Je le vis culpabiliser et cela me brisa encore plus le cœur car ni lui ni moi n’étions Dieu. Mais en réalité, si Brice était ainsi, c’était parce que pendant son retour au pays,  il avait profité pour mettre enceinte la femme qu’il y avait dotée. Un second enfant était né et il devait s’y rendre pour connaître son fils. Le premier enfant était une fille.

Il avait tellement su tout cacher que je ne vis rien venir.

Au cours de la sixième année, je finis par me résoudre au fait que je ne pouvais pas être maman car les médecins disaient que tout allait pourtant bien mais que bizarrement mon utérus rejetait les fœtus. Je me voyais maudite. Moi qui critiquais les autres femmes, qui disaient que ne pas avoir d’enfant alors qu’on a tout fait comme cela se devait, c’était simplement parce que de par le passé on a dû offenser la nature avec un avortement…

Voilà que je me retrouvais dans la même situation alors que jamais je n’avais commis ce crime de toute ma vie.
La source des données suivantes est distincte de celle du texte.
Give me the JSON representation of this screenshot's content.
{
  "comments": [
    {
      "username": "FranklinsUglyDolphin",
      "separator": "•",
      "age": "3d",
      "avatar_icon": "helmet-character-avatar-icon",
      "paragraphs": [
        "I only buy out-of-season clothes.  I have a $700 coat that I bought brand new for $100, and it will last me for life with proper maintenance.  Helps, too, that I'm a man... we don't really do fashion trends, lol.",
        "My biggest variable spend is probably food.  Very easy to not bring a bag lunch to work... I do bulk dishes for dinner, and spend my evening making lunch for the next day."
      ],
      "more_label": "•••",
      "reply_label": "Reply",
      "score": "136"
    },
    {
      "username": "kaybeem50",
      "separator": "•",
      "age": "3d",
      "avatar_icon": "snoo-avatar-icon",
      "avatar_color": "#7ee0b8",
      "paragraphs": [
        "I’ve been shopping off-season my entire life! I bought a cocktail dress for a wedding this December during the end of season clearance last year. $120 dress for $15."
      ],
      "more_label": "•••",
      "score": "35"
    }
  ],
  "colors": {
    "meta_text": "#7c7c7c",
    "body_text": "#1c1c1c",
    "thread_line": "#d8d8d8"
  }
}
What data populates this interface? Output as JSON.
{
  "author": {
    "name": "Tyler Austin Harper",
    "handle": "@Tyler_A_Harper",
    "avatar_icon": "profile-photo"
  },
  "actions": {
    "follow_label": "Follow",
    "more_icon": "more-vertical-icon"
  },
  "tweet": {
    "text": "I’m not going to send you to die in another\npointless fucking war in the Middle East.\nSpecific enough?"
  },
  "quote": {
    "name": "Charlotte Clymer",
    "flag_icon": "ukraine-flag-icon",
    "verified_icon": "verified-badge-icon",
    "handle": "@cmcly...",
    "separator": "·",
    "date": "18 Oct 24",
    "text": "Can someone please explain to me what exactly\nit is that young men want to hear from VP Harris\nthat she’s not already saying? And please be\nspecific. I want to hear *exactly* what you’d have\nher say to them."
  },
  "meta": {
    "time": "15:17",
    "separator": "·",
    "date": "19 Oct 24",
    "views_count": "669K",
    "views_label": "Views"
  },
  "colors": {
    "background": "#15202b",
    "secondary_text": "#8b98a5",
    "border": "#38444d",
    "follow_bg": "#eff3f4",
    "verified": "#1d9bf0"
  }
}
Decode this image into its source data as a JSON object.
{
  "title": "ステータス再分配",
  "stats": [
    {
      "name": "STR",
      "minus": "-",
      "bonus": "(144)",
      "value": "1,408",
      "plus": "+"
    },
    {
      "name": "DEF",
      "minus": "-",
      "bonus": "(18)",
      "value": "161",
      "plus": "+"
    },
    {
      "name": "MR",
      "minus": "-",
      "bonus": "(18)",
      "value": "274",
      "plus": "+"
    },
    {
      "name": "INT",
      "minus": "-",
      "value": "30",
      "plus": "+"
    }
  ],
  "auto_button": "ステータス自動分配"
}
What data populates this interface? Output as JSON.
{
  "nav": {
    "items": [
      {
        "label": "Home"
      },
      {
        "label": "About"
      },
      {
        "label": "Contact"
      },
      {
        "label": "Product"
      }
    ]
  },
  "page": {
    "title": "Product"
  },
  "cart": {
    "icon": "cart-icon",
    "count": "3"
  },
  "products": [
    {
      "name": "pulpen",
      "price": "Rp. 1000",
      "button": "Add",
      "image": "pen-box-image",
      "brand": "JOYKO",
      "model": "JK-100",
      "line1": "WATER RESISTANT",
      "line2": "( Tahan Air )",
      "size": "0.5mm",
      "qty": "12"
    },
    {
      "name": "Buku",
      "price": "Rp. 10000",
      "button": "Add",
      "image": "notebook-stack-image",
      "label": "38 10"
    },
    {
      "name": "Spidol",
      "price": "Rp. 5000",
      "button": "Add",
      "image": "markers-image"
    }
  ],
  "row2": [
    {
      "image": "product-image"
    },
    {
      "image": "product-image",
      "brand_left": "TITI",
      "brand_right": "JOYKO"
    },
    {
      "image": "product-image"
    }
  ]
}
Ce fut l’occasion de vraiment me remettre en cause. J’avais trop longtemps regardé les autres de haut, j’avais été trop égoïste et imbue de ma personne. Je me voyais trop parfaite trop belle et trop différente. Je ne me voyais pas accepter les avances de n’importe quel homme. Celles qui avaient des problèmes, c’étaient les autres, pas moi… Je m’étais juste trompée sur toute la ligne. Je découvrais tous les jours que je n’étais simplement pas mieux que les autres et leur faire face était devenu une véritable corvée car la honte était mon partage.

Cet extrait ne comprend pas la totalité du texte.